Com o título de “Frank Sinatra está resfriado”, artigo de 55 páginas se tornou um exemplo do Jornalismo Literário
Em novembro de 1965, Las Vegas seria o destino que reuniria Gay Talese e Frank Sinatra. Bom, pelo menos era assim que as coisas deveriam acontecer. Enviado a serviço da revista Esquire, editada por Harold Hayes, Talese tinha a missão de entrevistar um dos maiores ícones musicais do século 20 — um homem que mantinha toda a elegância de um smoking mesmo na época em que os Beatles revolucionavam o cenário musical do mundo com seu estilo mais despojado.
Tudo já estava combinado, Hayes contatou Gay para fazer um especial que celebraria uma das maiores vozes americanas, que estava prestes a chegar na aclamada, e preocupante, idade de ouro.
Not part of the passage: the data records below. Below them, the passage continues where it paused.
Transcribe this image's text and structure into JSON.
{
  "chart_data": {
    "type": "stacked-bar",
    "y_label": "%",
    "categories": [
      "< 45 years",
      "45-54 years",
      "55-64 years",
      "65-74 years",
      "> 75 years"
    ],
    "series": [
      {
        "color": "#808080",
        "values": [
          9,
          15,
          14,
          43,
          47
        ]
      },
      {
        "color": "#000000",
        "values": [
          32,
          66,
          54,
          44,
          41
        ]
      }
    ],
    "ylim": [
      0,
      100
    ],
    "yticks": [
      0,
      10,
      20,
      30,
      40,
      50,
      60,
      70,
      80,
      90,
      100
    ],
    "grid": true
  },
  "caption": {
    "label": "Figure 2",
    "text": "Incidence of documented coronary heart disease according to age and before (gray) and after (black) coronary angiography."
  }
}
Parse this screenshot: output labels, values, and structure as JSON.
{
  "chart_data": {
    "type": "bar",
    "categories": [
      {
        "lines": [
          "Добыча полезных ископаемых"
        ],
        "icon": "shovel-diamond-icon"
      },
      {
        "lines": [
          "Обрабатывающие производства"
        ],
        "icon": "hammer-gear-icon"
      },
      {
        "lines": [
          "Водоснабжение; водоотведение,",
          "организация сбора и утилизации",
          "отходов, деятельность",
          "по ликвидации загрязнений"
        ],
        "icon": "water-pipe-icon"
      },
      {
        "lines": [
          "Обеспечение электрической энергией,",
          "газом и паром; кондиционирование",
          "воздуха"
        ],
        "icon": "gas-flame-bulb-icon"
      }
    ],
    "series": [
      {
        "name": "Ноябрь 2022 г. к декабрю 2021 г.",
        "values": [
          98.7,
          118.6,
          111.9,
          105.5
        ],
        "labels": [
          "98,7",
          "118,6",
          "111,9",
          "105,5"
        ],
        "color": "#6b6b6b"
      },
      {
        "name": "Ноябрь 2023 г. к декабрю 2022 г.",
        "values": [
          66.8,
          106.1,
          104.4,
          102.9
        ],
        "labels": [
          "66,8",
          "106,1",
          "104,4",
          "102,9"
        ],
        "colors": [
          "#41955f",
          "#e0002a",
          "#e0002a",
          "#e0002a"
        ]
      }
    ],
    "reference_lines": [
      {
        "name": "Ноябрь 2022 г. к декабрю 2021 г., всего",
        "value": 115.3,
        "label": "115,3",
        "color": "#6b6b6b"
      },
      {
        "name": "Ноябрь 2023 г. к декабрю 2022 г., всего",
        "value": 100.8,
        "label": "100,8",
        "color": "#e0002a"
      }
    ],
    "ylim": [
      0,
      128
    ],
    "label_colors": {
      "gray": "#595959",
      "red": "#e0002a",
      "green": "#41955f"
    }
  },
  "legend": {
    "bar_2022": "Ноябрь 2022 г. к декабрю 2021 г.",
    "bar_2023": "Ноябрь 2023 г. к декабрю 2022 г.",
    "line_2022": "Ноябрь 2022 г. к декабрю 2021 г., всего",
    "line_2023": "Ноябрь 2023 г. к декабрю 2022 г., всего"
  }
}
A comemoração seria marcada por uma série de projetos que colocaria respeito até mesmo nas mais jovens estrelas do pop. Como relembra matéria do Air Mail, Frank já tinha contrato assinado para produzir dois especiais televisivos, além de lançar álbuns novos e participar de um filme. A matéria da Esquire completaria tudo isso. Entretanto, ao chegar ao seu alvo, Talese se deparou com um sério problema: “Frank Sinatra está resfriado”.
A solução encontrada, não só estampou diversas páginas da revista, como também moldou e influenciou o chamado Jornalismo Literário. Determinado a cumprir sua missão, Gay Talese, apesar do percalço, conseguiu escrever um perfil de Sinatra, mesmo que em sua apuração jamais tenha trocado uma palavra se quer com o artista.
O jeito encontrado para isso foi falar com mais de 100 pessoas na órbita do cantor, se informando sobre o séquito de funcionários e assistentes do artista, o que incluía seu assessor de imprensa Jim Mahoney e até mesmo uma pequena senhora de cabelos grisalhos que, de acordo com ao Air Mail, ganhava cerca de 400 dólares por semana para cuidar da coleção de perucas de Sinatra.
Com isso, conheceu não só a essência de um artista, mas também uma face que dificilmente seria revelada em um bate-papo direto. Por exemplo, viu um cantor que odiava a impessoalidade em suas relações, que tinha um temperamento forte e um grande grau de exigência em sua carreira, mas que também era muito generoso, fazendo questão dele próprio comprar os presentes de natal para seus funcionários.
Afinal, ninguém mais do que ele sabia dos gostos pessoais de cada um deles, que em muitas vezes enxergam no artista um palco para ouvir suas queixas e ganhar valiosos conselhos.
Em troca, ele só exigia o mesmo respeito que tratava todos e a dedicação total em seu trabalho.
Talese, até então, via Sinatra não só como um cantor sublime de jazz, mas também como uma figura capaz de atrair todos os holofotes.
Ainda assim, apesar de toda sua singularidade e jeito de durão, havia sido derrubado pela mais rotineira e comum das enfermidades. “Sinatra com um resfriado é como Picasso sem tinta, ou uma Ferrari sem combustível — só que pior”, descreveu em seu artigo.
Hoje, 55 anos depois, “Frank Sinatra está resfriado” é considerado um ponto alto do New Journalism, uma escrita digna de frequentar o Hall da Fama das reportagens, tornando Talese um exemplo vivo de como histórias podem ser contadas de maneiras espetaculares a partir de pontos de vista que jamais imaginaríamos que pudesse sair algo — o que é normal para um jornalista que preferia muito mais relatar o cotidiano de um desconhecido do que falar da vida de uma celebridade, motivo pelo qual seu livro “Fama & Anonimato” se tornou célebre.
“Ganhei mais observando-o, ouvindo-o por acaso e observando as reações das pessoas ao seu redor do que se realmente pudesse me sentar e conversar com ele”, declarou o jornalista certa vez, como recorda matéria da GQ.
Ao todo, Gay Talese demorou 10 semanas e teve uma despesa de cerca de 5 mil dólares para reportar e escrever o artigo de 55 páginas — derivado do que ele descreveu como uma "crônica de duzentas páginas" — sobre o cantor norte-americano.
Na edição do 70º aniversário da Esquire, em outubro de 2003, os editores declararam a peça a "Melhor História de todos os tempos" já publicada pela revista. Já a Vanity Fair a chamou o artigo de "a maior história de não ficção literária do século 20".